Extending the study in these ways would provide a fuller understanding of lexical tone and glottalization in SSM, and in doing so, contribute to the overall knowledge of laryngeal contrasts cross-linguistically.
Acknowledgements
First and foremost, we want to thank the community of San Sebastiaán del Monte for their invaluable help with this project. Without their assistance, this project simply would not be possible. Secondly, many thanks to the University of Wisconsin – Madison Language Sciences program for providing the funding for this work.
Appendix A
Word list
Table 2. List of all words elicited in the study

Appendix B
PC scores for FPCA analysis
Table 3. Summary of marginal estimates for tone pairs, for each PC, from the FPCA analysis.
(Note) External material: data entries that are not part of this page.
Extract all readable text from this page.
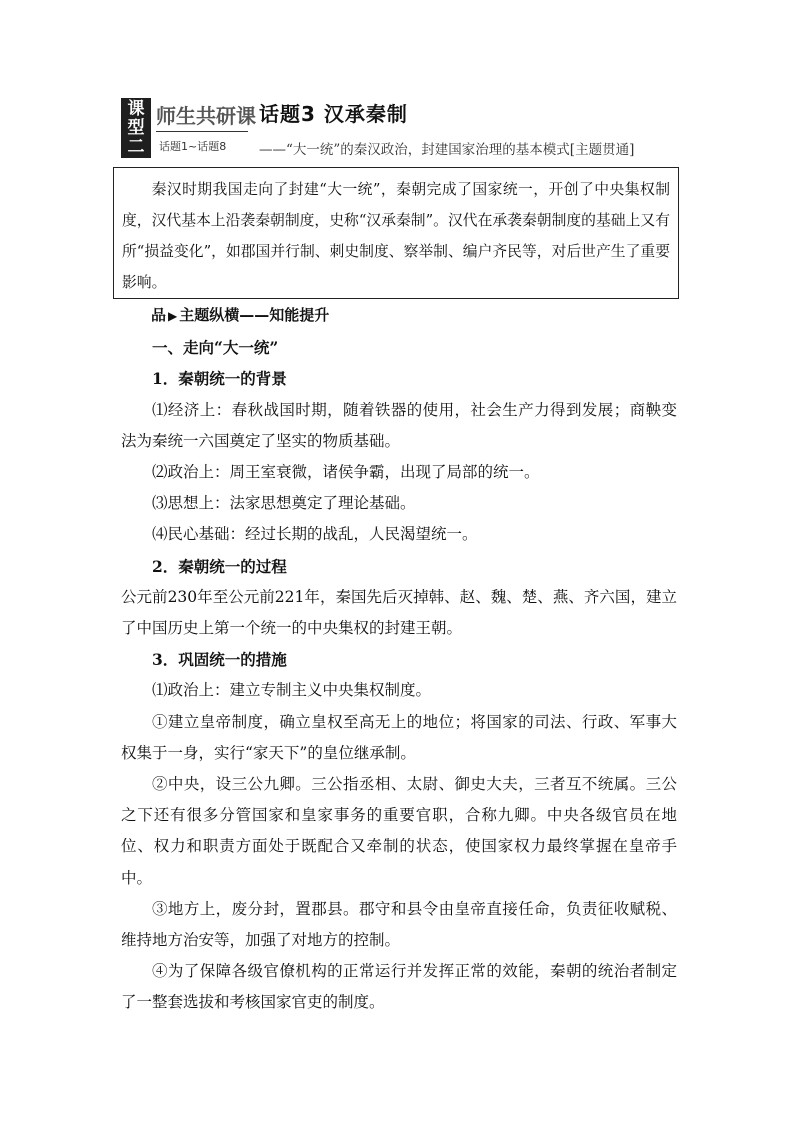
课
型
二
师生共研课
话题1~话题8
话题3 汉承秦制
——“大一统”的秦汉政治，封建国家治理的基本模式[主题贯通]

秦汉时期我国走向了封建“大一统”，秦朝完成了国家统一，开创了中央集权制度，汉代基本上沿袭秦朝制度，史称“汉承秦制”。汉代在承袭秦朝制度的基础上又有所“损益变化”，如郡国并行制、刺史制度、察举制、编户齐民等，对后世产生了重要影响。

品 ▶ 主题纵横——知能提升

一、走向“大一统”

1．秦朝统一的背景

⑴经济上：春秋战国时期，随着铁器的使用，社会生产力得到发展；商鞅变法为秦统一六国奠定了坚实的物质基础。

⑵政治上：周王室衰微，诸侯争霸，出现了局部的统一。

⑶思想上：法家思想奠定了理论基础。

⑷民心基础：经过长期的战乱，人民渴望统一。

2．秦朝统一的过程

公元前230年至公元前221年，秦国先后灭掉韩、赵、魏、楚、燕、齐六国，建立了中国历史上第一个统一的中央集权的封建王朝。

3．巩固统一的措施

⑴政治上：建立专制主义中央集权制度。

①建立皇帝制度，确立皇权至高无上的地位；将国家的司法、行政、军事大权集于一身，实行“家天下”的皇位继承制。

②中央，设三公九卿。三公指丞相、太尉、御史大夫，三者互不统属。三公之下还有很多分管国家和皇家事务的重要官职，合称九卿。中央各级官员在地位、权力和职责方面处于既配合又牵制的状态，使国家权力最终掌握在皇帝手中。

③地方上，废分封，置郡县。郡守和县令由皇帝直接任命，负责征收赋税、维持地方治安等，加强了对地方的控制。

④为了保障各级官僚机构的正常运行并发挥正常的效能，秦朝的统治者制定了一整套选拔和考核国家官吏的制度。
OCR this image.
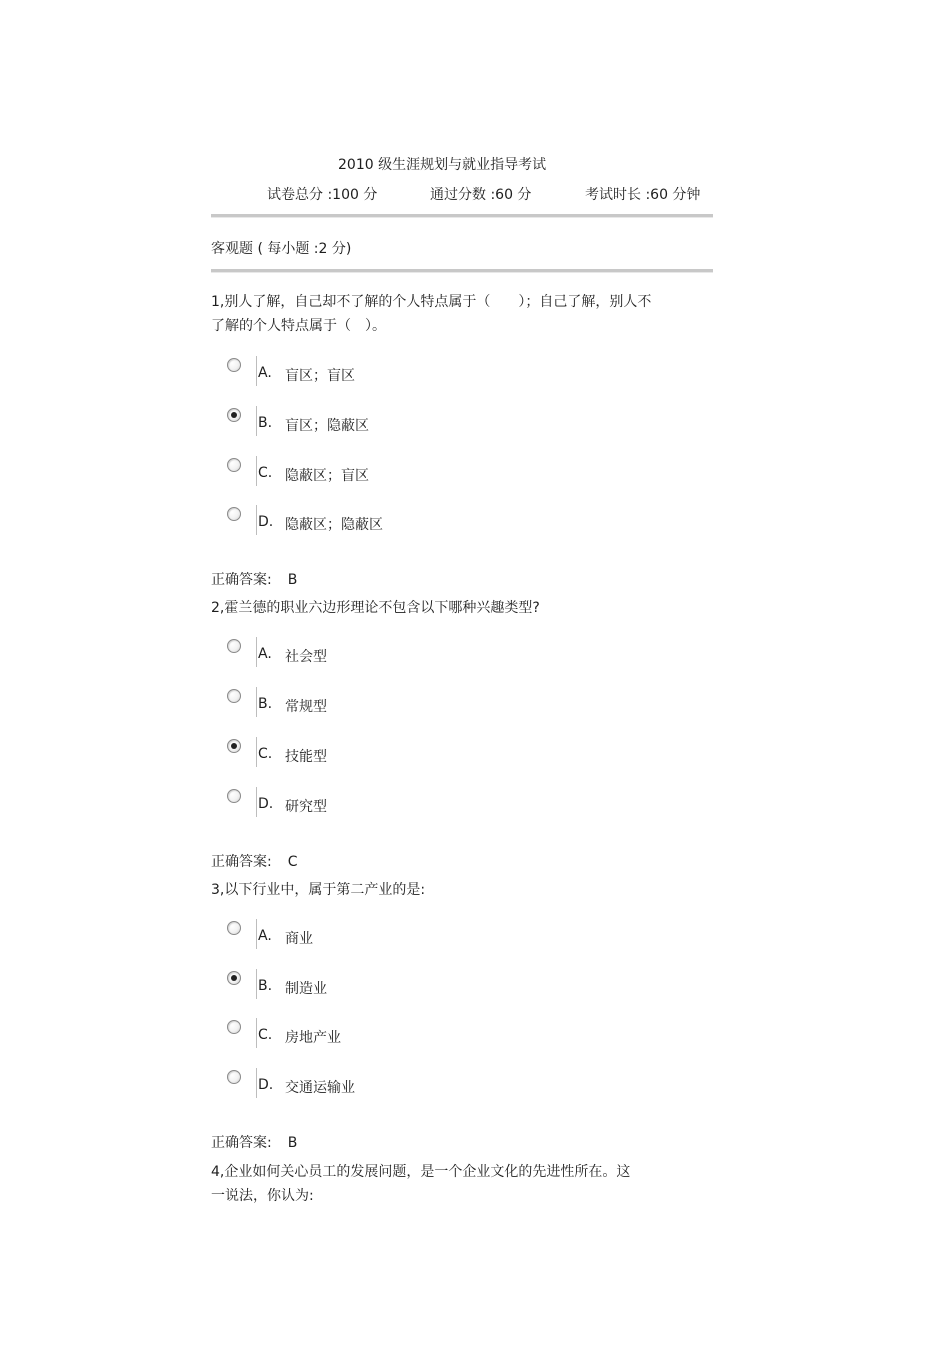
2010 级生涯规划与就业指导考试
试卷总分 :100 分	通过分数 :60 分	考试时长 :60 分钟
客观题 ( 每小题 :2 分)
1,别人了解，自己却不了解的个人特点属于（　　）；自己了解，别人不
了解的个人特点属于（　）。
A. 盲区；盲区
B. 盲区；隐蔽区
C. 隐蔽区；盲区
D. 隐蔽区；隐蔽区
正确答案: B
2,霍兰德的职业六边形理论不包含以下哪种兴趣类型?
A. 社会型
B. 常规型
C. 技能型
D. 研究型
正确答案: C
3,以下行业中，属于第二产业的是:
A. 商业
B. 制造业
C. 房地产业
D. 交通运输业
正确答案: B
4,企业如何关心员工的发展问题，是一个企业文化的先进性所在。这
一说法，你认为:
The contrast column shows the tone pair compared with median, lower and upper CrI, and pd

Table 4. Summary of marginal estimates for the effect of word shape for each tone, and for each PC, from the FPCA analysis. The estimates are shown with the median, lower and upper CrI, and pd

Appendix C
Pairwise difference smooths for SoE modeling
For rearticulated vowel tokens (Figure 8), all tone pairs had some portion of the vowel during which the smooths were significantly different, except for HH & LH, HH & MM, LL & ML, and MM & LH. The MM & LM pair of smooths are only significantly different for a brief period toward the beginning of the vowel. The same difference smooths were calculated for long modal vowel tokens (Figure 9). For CVV smooths, the tonal pairs which showed a statistically significant difference for some portion of the vowel were HH & LL, LH & LM, LL & LH, LL & ML, ML & LM, MM & LL, and MM & LM. The HH & LH pair also showed a significant difference, but only briefly at the middle of the vowel. Overall, the pairwise inspection of difference smooths indicates that there are significant differences in SoE between lexical tones in both word shapes. These results indicate that voice quality may enhance tonal contrasts in both rearticulated and long modal vowels. For rearticulated vowels, lexical tone may affect the phasing and degree of glottalization in the contrastive glottal gesture.

Figure 8. Difference smooths for SoE in rearticulated vowels, each plot shows the smooth for one tone pair.

Figure 9. Difference smooths for SoE in CVV vowels, each plot shows the smooth for one tone pair.